In fairness, Cox has a challenging package of responsibilities. He’s running a crowded prison system that has had safety and labor issues. He’s doing the job in the face of a tightening state budget that has left him with limited options.

At our June meeting, Cox said he would investigate the health procedures related to hepatitis C in other jurisdictions. Despite several follow-up reminders to his office, we’ve heard nothing back.

Since we expect the prison director to take seriously a threat to people inside and outside the walls, we followed up this fall with a public records request for information. The state took longer than the law allows to respond, and the documents we received raise more questions than they answer.

Las Vegas is no stranger to the horrors of hepatitis C. Our city is still living with the fallout from an episode in which innocent patients were infected with the virus in a clinical setting.

The disease also is in the spotlight nationwide.
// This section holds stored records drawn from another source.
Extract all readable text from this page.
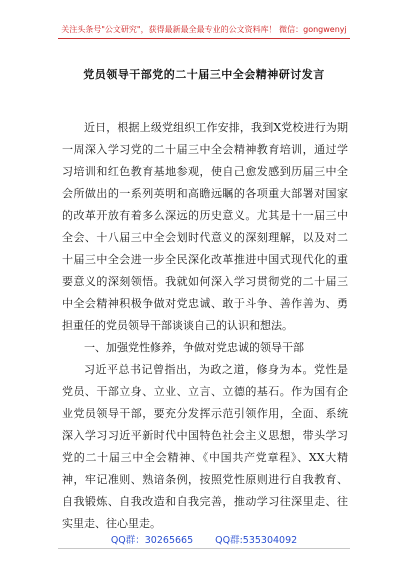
关注头条号"公文研究"，获得最新最全最专业的公文资料库！ 微信：gongwenyj
党员领导干部党的二十届三中全会精神研讨发言
近日，根据上级党组织工作安排，我到X党校进行为期
一周深入学习党的二十届三中全会精神教育培训，通过学
习培训和红色教育基地参观，使自己愈发感到历届三中全
会所做出的一系列英明和高瞻远瞩的各项重大部署对国家
的改革开放有着多么深远的历史意义。尤其是十一届三中
全会、十八届三中全会划时代意义的深刻理解，以及对二
十届三中全会进一步全民深化改革推进中国式现代化的重
要意义的深刻领悟。我就如何深入学习贯彻党的二十届三
中全会精神积极争做对党忠诚、敢于斗争、善作善为、勇
担重任的党员领导干部谈谈自己的认识和想法。
一、加强党性修养，争做对党忠诚的领导干部
习近平总书记曾指出，为政之道，修身为本。党性是
党员、干部立身、立业、立言、立德的基石。作为国有企
业党员领导干部，要充分发挥示范引领作用，全面、系统
深入学习习近平新时代中国特色社会主义思想，带头学习
党的二十届三中全会精神、《中国共产党章程》、XX大精
神，牢记准则、熟谙条例，按照党性原则进行自我教育、
自我锻炼、自我改造和自我完善，推动学习往深里走、往
实里走、往心里走。
QQ群：30265665 QQ群:535304092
After discovering a higher-than-expected rate of infection in Baby Boomers, the CDC recently recommended a hepatitis C test for all adults born between 1945 and 1965.

The rate among incarcerated people is higher still and can’t be viewed as contained if it isn’t even monitored.

Nevada CURE does not regularly tug on the sleeve of the average citizen to ask for help getting something done. But we believe this issue is a cause for general alarm.

Travis N. Barrick is a Las Vegas attorney and vice president of Nevada CURE.